Age-specific reference values for serum Oestradiol levels:

Age Oestradiol levels (pg/mL)
20 400
25 350
30 300
35 200
40 150
45 100
50 50
60 40 or less
75 20 or less

Testosterone

Although testosterone is called the male hormone, its role is just as important to women’s health as oestrogen and progesterone. Actually women make 10 times more testosterone than they do the main oestrogen – estradiol. It is an important anabolic and sexual hormone for women and the female testosterone deficiency can cause premature ageing with various physical and mental signs of regression.  

 

What accelerates the natural age-related decline in female hormone production long before menopause? 

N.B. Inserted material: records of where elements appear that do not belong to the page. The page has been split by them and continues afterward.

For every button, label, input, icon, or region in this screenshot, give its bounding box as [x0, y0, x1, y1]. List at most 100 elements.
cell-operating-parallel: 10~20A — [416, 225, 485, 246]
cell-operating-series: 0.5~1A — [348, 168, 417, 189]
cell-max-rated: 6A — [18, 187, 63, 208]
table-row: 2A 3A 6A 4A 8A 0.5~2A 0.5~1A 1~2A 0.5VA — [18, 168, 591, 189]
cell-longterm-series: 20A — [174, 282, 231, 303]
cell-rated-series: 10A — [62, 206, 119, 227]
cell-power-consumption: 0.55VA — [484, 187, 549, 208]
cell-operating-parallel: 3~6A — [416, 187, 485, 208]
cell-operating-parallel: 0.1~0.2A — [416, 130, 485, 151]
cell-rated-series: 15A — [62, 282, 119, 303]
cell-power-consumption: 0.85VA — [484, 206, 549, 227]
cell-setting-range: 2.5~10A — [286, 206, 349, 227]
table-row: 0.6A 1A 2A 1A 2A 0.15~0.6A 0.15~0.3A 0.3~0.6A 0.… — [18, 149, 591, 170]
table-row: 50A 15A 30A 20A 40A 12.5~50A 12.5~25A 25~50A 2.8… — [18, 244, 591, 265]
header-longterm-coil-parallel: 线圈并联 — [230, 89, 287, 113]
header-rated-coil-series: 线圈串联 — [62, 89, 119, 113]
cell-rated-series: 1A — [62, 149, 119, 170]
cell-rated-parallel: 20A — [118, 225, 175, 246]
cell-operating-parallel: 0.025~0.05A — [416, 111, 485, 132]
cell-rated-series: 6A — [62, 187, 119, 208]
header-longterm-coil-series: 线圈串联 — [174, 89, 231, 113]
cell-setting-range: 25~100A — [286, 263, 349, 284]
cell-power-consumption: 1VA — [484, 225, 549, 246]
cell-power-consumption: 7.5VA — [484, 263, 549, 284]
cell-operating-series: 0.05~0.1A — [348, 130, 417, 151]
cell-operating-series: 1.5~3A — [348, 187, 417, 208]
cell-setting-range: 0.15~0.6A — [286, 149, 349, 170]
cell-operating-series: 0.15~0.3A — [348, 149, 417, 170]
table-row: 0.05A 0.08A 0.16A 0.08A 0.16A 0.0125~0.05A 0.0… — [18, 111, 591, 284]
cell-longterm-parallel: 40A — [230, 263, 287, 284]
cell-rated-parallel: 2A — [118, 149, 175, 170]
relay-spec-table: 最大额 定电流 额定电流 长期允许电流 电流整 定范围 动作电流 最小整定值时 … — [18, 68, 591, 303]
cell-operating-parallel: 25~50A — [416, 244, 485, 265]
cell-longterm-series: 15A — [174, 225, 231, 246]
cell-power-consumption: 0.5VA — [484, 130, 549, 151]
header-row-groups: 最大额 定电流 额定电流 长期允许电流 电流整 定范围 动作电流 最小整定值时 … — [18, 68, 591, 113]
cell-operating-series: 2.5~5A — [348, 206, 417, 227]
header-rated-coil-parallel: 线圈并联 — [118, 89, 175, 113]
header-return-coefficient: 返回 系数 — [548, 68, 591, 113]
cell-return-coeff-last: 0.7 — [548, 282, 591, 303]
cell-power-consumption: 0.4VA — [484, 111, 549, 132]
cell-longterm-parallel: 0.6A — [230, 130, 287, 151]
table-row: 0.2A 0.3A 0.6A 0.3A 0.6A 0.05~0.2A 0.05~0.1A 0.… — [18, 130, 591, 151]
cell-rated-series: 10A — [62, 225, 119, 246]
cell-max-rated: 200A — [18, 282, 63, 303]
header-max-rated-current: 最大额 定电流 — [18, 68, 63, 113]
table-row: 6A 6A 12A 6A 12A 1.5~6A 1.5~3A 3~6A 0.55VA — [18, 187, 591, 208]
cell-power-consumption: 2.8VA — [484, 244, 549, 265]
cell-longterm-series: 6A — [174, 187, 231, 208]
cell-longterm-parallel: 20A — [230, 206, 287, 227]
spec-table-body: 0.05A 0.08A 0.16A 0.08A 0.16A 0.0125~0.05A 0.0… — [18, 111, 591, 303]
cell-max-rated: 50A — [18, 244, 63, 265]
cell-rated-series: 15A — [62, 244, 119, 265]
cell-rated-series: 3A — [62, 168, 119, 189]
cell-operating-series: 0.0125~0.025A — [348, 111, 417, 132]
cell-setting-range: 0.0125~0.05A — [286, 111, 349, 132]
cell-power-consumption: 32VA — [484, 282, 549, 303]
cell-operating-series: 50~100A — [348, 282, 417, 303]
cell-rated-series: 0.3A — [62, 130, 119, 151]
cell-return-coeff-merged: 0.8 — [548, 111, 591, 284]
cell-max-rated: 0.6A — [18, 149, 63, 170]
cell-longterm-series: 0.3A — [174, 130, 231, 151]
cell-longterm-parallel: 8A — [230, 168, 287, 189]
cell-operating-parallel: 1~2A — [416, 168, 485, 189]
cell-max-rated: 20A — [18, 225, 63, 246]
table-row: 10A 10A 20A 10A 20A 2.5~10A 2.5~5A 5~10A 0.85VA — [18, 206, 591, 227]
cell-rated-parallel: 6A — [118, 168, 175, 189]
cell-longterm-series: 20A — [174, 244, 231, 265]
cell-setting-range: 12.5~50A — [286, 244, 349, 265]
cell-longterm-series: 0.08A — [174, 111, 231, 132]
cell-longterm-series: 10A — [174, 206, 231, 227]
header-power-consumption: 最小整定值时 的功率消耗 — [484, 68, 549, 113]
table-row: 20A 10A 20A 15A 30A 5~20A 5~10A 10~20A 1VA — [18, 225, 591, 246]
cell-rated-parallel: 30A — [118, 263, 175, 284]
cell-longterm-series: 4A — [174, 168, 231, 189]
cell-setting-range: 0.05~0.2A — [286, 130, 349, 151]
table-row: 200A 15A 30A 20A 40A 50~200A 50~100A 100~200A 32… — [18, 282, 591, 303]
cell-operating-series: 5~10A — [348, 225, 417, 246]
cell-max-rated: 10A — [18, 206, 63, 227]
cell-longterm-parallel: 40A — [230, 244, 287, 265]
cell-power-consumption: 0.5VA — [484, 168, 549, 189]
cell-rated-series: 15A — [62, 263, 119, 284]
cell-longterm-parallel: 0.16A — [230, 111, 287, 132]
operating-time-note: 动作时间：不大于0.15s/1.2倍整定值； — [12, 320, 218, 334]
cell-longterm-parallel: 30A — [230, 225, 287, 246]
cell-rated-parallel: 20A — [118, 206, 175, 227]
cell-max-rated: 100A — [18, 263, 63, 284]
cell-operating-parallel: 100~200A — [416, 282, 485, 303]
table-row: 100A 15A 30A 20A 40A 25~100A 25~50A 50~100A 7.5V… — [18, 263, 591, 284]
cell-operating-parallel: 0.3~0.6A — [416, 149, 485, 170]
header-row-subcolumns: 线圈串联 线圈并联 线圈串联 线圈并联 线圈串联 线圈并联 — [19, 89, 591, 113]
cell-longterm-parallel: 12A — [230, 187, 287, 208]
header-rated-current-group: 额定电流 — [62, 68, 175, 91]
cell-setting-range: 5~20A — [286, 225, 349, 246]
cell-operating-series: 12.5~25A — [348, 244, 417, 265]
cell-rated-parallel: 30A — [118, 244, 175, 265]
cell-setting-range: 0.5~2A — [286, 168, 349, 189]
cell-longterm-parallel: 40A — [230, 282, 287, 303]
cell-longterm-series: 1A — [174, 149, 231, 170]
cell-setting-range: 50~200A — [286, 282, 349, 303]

  • The use of the birth control pill will always have consequences as it suppresses the hypothalamus -pituitary – ovary axis. The true nature and impact of birth control pills and many synthetic hormones is very concerning. These pseudo-hormones attach to hormone receptor but they do not exert intracellular effects like real hormones do and benefit women. The natural cycle and hormone production are dampened in those who are on birth control pills long term with ensuing numerous side effects such as insulin resistance, blood clotting and depletion of vital nutrients. Nowadays the concept of post birth control syndrome is recognized. 
  • Pregnancy often takes such a toll that many women, after giving birth, never recover the level of hormone they produced prior to pregnancy and they age prematurely.
  • Women who have a history of induced abortion or uterine tubal ligation also have reduced production of female hormones.
  • Men who engage in intensive sports deplete testosterone and sperm production whilst those women who engage in intensive sports frequently miss ovulation and produce less oestrogen and progesterone. This is often seen in athletes and in those who exercise intensively to lose weight on low-calorie diets. This Hypothalamic Anovulation (HA) is often confused with Polycystic Ovarian Syndrome (PCOS).
  • Poor quality and quantity of sleep is often the hallmark of hormone deficiency and accelerates further hormone depletion and ageing. It also increases insulin resistance, all-cause mortality and halts brain regeneration.
  • Obesity and metabolic disorder affect HPO axis and ovulation and steroidal hormone production.
  • Toiletries and personal care products contain endocrine disruptors which mimic the hormones in the body and disrupt natural hormone function. These chemicals with various environmental toxins are found in the breast milk and umbilical cord, affecting epigenetics of the offspring with long term consequences.
  • Stress eats up the hormone. In turn, the state of the hormone depletion causes a pathological stress response. It is a vicious cycle.
  • Malnutrition and processed food consumption do not facilitate reproduction. High-calorie malnutrition is rampant in industrialized society.
  • The Low-fat campaign has caused a disastrous effect on general health. Low-fat, low-cholesterol diet, still recommended by official guidelines, is based on flawed science.
  • Low-protein and low-fat intakes, low-calorie diets can cause anovulation and oestrogen deficiency in women and testosterone deficiency in men.
  • Avoiding nutrient-dense animal food that leads to a deprivation of quality protein, good fat, vitamins and minerals, therefore, decreases hormone production. Sex hormones are made from cholesterol. Cholesterol is very relevant in the maintenance of male and female fertility. Animal proteins and fats are the keys to countering a deficiency in any of the sex or adrenal hormones, which include oestrogen, progesterone, testosterone, DHEA, aldosterone, pregnenolone, and cortisol. For hormone/immune/nervous system restoration, Dr.Ryu recommends low-carb, Paleo diet as a basic dietary template.
  • A high carbohydrate diet with grains and starches dysregulates blood sugar and causes insulin surges which put sex hormones out of balance.  A high sugar, high carb diet promotes yeast and fungal bacteria proliferation in the gut and wreaks havoc with the hormone and immune systems.
  • Consuming a large amount of fibre, especially from cereal grain, can decrease hormone levels.